Fig. 8: Schematic representation of ATG8 delipidation importance for autophagy in the different eukaryotic kingdoms. | Nature Communications

Fig. 8: Schematic representation of ATG8 delipidation importance for autophagy in the different eukaryotic kingdoms.

From: ATG8 delipidation is not universally critical for autophagy in plants

Fig. 8

ATG4-dependent delipidation of ATG8 is considered to be generally conserved in plants, animals, and fungi. However, this process is critical for the early steps of autophagosome maturation in yeast cells (phagophore elongation), while in mammalian cells the same delipidation step is critical for the later stage of autophagy (docking of complete autophagosomes to lysosomes). In this study, we show that although ATG8 delipidation occurs in plants, it is dispensable for autophagy.

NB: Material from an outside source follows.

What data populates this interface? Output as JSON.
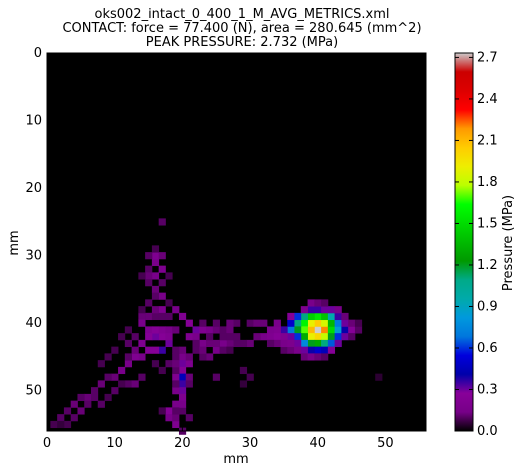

The different roles ATG8-delipidation plays in autophagosome maturation might be representative of autophagy adaptation to the various strategies for the lytic compartment (single large immobile vacuoles in plant and yeast cells vs numerous small motile lysosomes in animal cells), for phagophore assembly sites (single site in yeast vs numerous sites in animal and plant cells), and autophagosome trafficking towards the lytic compartment (autophagosome formation in the proximity to the vacuole in yeast, trafficking of autophagosomes towards immobile vacuole in plants, coordinated trafficking of autophagosomes and lysosomes to their meeting spot in mammalian cells). C cargo, N nucleus, PE phosphatidylethanolamine.